We tithe 10%. We still believe we are commanded to do this. We will continue to do this, and hopefully one day, we will increase the percentage in which we tithe, even if we get back on one salary again. Now with two salaries, it brings me great joy knowing that we have the opportunity to give back and are able to do so. Shortly after getting married, I found out that my husband was designating his tithe to a specific line-item in the church budget where he felt he was called to give (I basically fell in love with him all over again when I found out he did that). Now that we're married, I have joined him in supporting that calling, happily giving to our church's emergency fund, which helps individuals in our community cover, well, emergencies! If we are to love our neighbors as ourselves, I believe that we need to stand in the gap for them financially and help keep their lights on and their houses warm at night. This idea of portioning your tithe to something specific is not uncommon. My parents tithe to the missions department at their church. People tithe to sponsorship programs that help people in their church go on missions trips. Some tithe to a line-item that helps support church families undergoing the adoption process. Doesn't that give you joy, knowing that your tithe can go specifically towards something that you are passionate about?

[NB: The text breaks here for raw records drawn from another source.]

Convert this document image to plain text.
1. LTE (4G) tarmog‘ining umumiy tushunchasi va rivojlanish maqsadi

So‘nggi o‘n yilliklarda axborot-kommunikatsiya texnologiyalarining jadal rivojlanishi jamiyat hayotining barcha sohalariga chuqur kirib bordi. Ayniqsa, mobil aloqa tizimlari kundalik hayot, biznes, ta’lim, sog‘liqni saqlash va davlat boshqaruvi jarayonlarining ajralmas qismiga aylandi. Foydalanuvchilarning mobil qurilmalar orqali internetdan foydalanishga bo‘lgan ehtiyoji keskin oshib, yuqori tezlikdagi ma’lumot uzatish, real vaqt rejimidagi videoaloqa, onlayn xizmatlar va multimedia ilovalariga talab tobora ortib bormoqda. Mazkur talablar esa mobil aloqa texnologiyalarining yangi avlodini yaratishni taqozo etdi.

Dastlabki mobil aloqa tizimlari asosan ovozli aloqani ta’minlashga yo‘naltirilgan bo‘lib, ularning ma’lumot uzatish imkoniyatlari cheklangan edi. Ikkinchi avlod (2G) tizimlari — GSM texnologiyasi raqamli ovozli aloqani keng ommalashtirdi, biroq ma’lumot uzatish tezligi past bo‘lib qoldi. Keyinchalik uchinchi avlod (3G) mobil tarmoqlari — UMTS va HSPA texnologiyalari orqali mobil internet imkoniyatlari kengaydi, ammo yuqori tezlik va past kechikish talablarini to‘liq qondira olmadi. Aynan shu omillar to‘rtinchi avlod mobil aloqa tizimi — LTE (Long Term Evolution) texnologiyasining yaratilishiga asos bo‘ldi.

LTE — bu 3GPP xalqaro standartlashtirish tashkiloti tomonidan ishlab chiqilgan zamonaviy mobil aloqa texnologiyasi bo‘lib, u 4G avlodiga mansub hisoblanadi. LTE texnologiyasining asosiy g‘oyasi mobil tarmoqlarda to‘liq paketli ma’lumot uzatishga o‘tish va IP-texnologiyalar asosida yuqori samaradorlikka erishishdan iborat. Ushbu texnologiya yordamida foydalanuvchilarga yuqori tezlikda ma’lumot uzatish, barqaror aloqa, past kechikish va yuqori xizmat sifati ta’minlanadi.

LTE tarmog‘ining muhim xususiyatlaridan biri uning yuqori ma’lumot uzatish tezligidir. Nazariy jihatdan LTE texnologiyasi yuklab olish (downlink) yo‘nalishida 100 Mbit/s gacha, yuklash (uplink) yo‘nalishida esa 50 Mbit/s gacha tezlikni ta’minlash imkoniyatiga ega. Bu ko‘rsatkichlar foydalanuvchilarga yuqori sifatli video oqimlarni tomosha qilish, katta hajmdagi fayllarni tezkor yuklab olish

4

The hubs and I continue to be blessed in being debt-free. We do not take this lightly. We are so very thankful that we never had to take student loans for school, nor are we in any credit card debt. Now that the hubs is in grad school, we continue to be blessed to not have to get loans for school. Through our strategic saving and several scholarship opportunities, we are able to pay for his school without the stress of having to pay it off later. Yes, it is a rude wake-up call when chunks of money suddenly 'disappear' when we pay his tuition bill, but I'm glad that we do that comfortably without having to worry about paying it back later. I hope and pray that as bigger things start coming up in our lives, we will continue to watch our steps and do our best to avoid getting into debt (or too much debt, if we have to).

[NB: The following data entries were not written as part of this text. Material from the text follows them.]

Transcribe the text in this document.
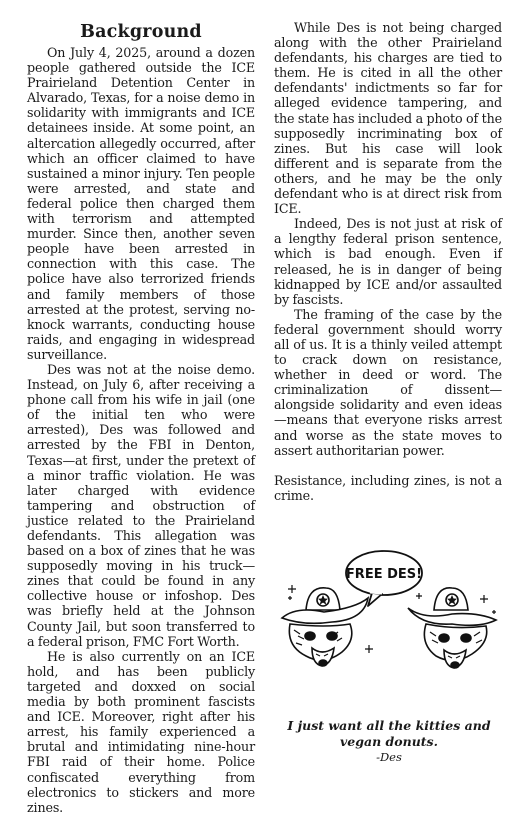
Background

On July 4, 2025, around a dozen people gathered outside the ICE Prairieland Detention Center in Alvarado, Texas, for a noise demo in solidarity with immigrants and ICE detainees inside. At some point, an altercation allegedly occurred, after which an officer claimed to have sustained a minor injury. Ten people were arrested, and state and federal police then charged them with terrorism and attempted murder. Since then, another seven people have been arrested in connection with this case. The police have also terrorized friends and family members of those arrested at the protest, serving no-knock warrants, conducting house raids, and engaging in widespread surveillance.

Des was not at the noise demo. Instead, on July 6, after receiving a phone call from his wife in jail (one of the initial ten who were arrested), Des was followed and arrested by the FBI in Denton, Texas—at first, under the pretext of a minor traffic violation. He was later charged with evidence tampering and obstruction of justice related to the Prairieland defendants. This allegation was based on a box of zines that he was supposedly moving in his truck—zines that could be found in any collective house or infoshop. Des was briefly held at the Johnson County Jail, but soon transferred to a federal prison, FMC Fort Worth.

He is also currently on an ICE hold, and has been publicly targeted and doxxed on social media by both prominent fascists and ICE. Moreover, right after his arrest, his family experienced a brutal and intimidating nine-hour FBI raid of their home. Police confiscated everything from electronics to stickers and more zines.

While Des is not being charged along with the other Prairieland defendants, his charges are tied to them. He is cited in all the other defendants' indictments so far for alleged evidence tampering, and the state has included a photo of the supposedly incriminating box of zines. But his case will look different and is separate from the others, and he may be the only defendant who is at direct risk from ICE.

Indeed, Des is not just at risk of a lengthy federal prison sentence, which is bad enough. Even if released, he is in danger of being kidnapped by ICE and/or assaulted by fascists.

The framing of the case by the federal government should worry all of us. It is a thinly veiled attempt to crack down on resistance, whether in deed or word. The criminalization of dissent—alongside solidarity and even ideas—means that everyone risks arrest and worse as the state moves to assert authoritarian power.

Resistance, including zines, is not a crime.

FREE DES!
I just want all the kitties and vegan donuts.
-Des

Summer will be here before we know it, so we are starting to tighten things up around here in anticipation for what's coming. Knowing what's coming up helps us plan for what to do right now. We have two weddings that we are planning on attending two weeks apart from each other this summer, and while they seem like lightyears away, we are already talking about saving money for travel expenses and accommodations. Better safe than sorry I always say, or in other words: better saved now and spent later.

So that's what we've been up to in the money department. How about you? What kinds of 'check-ups' do you do to make sure you're on track with your financial spending?